Il colosso dell’e-commerce ottiene il permesso per consegnare direttamente i prodotti in vendita sul sito più famoso del mondo. Già multata per esercizio abusivo della professione tale scelta appare più un atto dovuto che una precisa strategia commerciale, anche se la partita è tutta aperta
di Alessandro Alongi
Dopo essere entrato nel marcato della distribuzione via internet di film, serie televisive e altri contenuti d’intrattenimento (facendo concorrenza a Netflix), dopo aver sperimentato il primo servizio di consegna della spesa a domicilio in meno di due ore (mettendo in crisi i supermercati) e dopo aver inaugurato i servizi di archiviazione dei dati online (entrando in competizione con le principali aziende di cloud computing) Jeff Bezos, patron di Amazon, non finisce di stupire.
La settimana scorsa il Ministero dello Sviluppo Economico ha inserito ufficialmente la società di e-commerce nell’elenco degli operatori postali, concedendo così disco verde alla consegna di pacchi, buste e, in generale, ogni prodotto sul territorio italiano.
Amazon Italia Logistica e Amazon Italia Trasport, le due controllate dell’azienda americana nella Penisola, sono state ufficialmente abilitate a far concorrenza a Poste Italiane e ai principali corrieri, quasi più per dovere che per piacere. Infatti entrambe le società erano già state multate questa estate dall’Autorità per le Garanzie nelle Comunicazioni per esercizio della professione di “postino” sine titulo.
In particolare, l’istruttoria condotta dagli uomini di Marcello Cardani, avevano messo in luce come Amazon svolgesse direttamente il servizio di consegna (attraverso società controllate) di prodotti offerti dai venditori e recapitati ai clienti finali, nonché il servizio di recapito presso gli armadietti automatizzati (c.d. locker), in barba a tutte le condizioni che regolano il servizio postale.

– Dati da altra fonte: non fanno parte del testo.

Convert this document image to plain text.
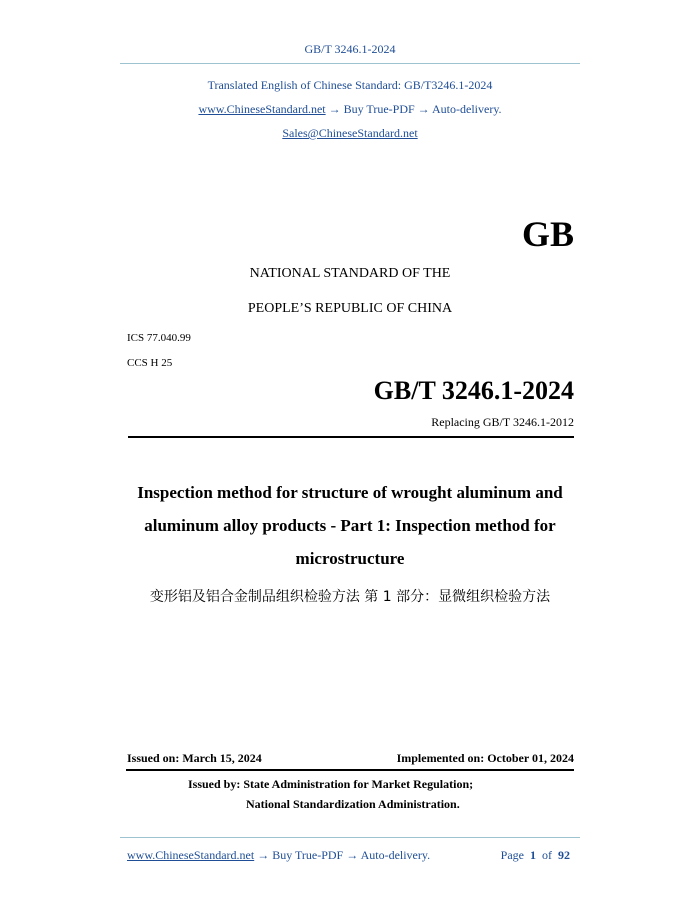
GB/T 3246.1-2024
Translated English of Chinese Standard: GB/T3246.1-2024
www.ChineseStandard.net → Buy True-PDF → Auto-delivery.
Sales@ChineseStandard.net
GB
NATIONAL STANDARD OF THE
PEOPLE’S REPUBLIC OF CHINA
ICS 77.040.99
CCS H 25
GB/T 3246.1-2024
Replacing GB/T 3246.1-2012
Inspection method for structure of wrought aluminum and
aluminum alloy products - Part 1: Inspection method for
microstructure
变形铝及铝合金制品组织检验方法 第 1 部分：显微组织检验方法
Issued on: March 15, 2024	Implemented on: October 01, 2024
Issued by: State Administration for Market Regulation;
National Standardization Administration.
www.ChineseStandard.net → Buy True-PDF → Auto-delivery.	Page 1 of 92
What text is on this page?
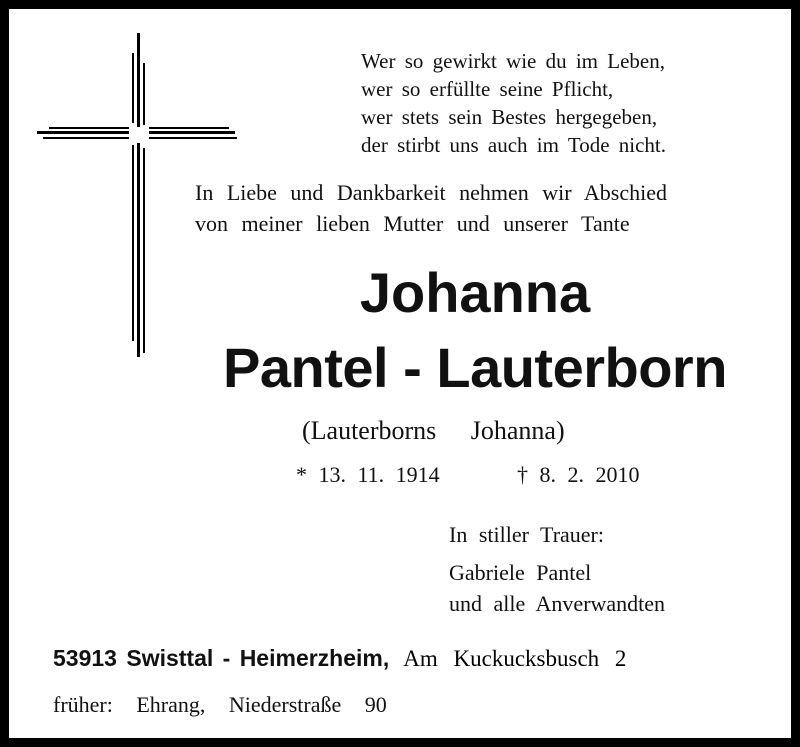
Wer so gewirkt wie du im Leben,
wer so erfüllte seine Pflicht,
wer stets sein Bestes hergegeben,
der stirbt uns auch im Tode nicht.
In Liebe und Dankbarkeit nehmen wir Abschied
von meiner lieben Mutter und unserer Tante
Johanna
Pantel - Lauterborn
(Lauterborns Johanna)
* 13. 11. 1914	† 8. 2. 2010
In stiller Trauer:
Gabriele Pantel
und alle Anverwandten
53913 Swisttal - Heimerzheim, Am Kuckucksbusch 2
früher: Ehrang, Niederstraße 90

Le società che svolgono tale attività, infatti, sono tenute al rispetto di vari obblighi, tra i quali l’essere in regola con le disposizioni in materia di condizioni di lavoro previste dalla legislazione nazionale e dalle contrattazioni collettive di lavoro di riferimento vigenti nel settore postale, l’essere in regola con gli obblighi contributivi per il personale dipendente impiegato e l’adozione della carta dei servizi nei confronti degli utenti. Nulla di tutto ciò per i fattorini della società di Seattle che, però, è stata posta con le spalle al muro e costretta ad adeguarsi alla legislazione nazionale italiana. Gli analisti propendono più a considerare la richiesta di iscrizione al registro degli Operatori postali un “dovere” più che una scelta commerciale ben precisa.
Infatti il gigante americano ha appena sottoscritto un accordo triennale con Poste Italiane per la consegna dei propri prodotti, segno che l’intenzione di scendere in campo in prima persona è ancora lontana. Ma non lontanissima.

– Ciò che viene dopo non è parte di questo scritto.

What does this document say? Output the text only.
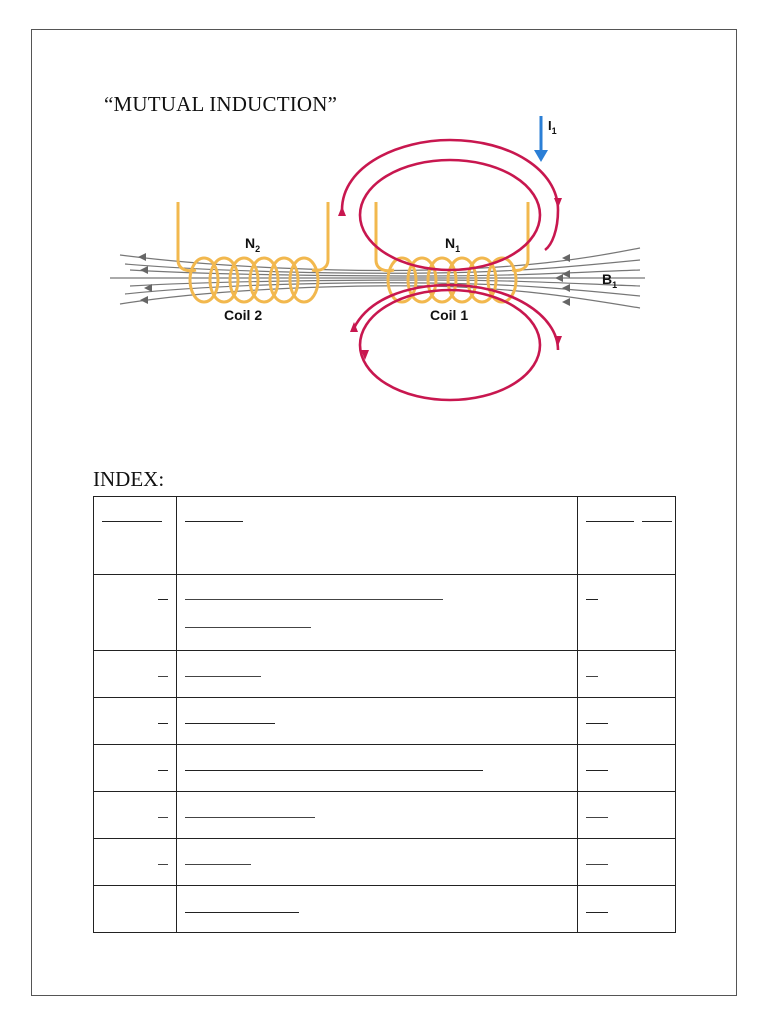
“MUTUAL INDUCTION”
$I_1$
$B_1$
$N_2$	$N_1$
Coil 2	Coil 1
INDEX:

Una flotta di 40 aerei, migliaia di cassette postali e altrettanti camion sono già pronti a gestire le eventuali criticità che dovessero presentarsi (memori del blackout delle consegne del Natale 2013 ad opera di Ups, in panne per l’elevato numero di consegne, cosa che costrinse Amazon a rimborsare centinaia di migliaia di clienti in attesa dei regali natalizi e a offrire loro 20 dollari per il disagio). Una bocca di fuoco in standby che, già adesso, grazie a più di 200 centri logistici coast to coast, mettono nelle condizioni l’azienda di e-commerce di essere sostanzialmente autonoma nel campo dei recapiti postali. In America le consegne targate Amazon sono già potenzialmente pronte per partire, un carrarmato con i cingoli di gomma al momento posteggiato in una piazzola di sosta ma con i motori accesi, segno che tale modello di business potrà varcare in qualsiasi momento le Colonne d’Ercole ed entrare in Europa, cosa che creerà qualche grattacapo ai tradizionali protagonisti delle consegne.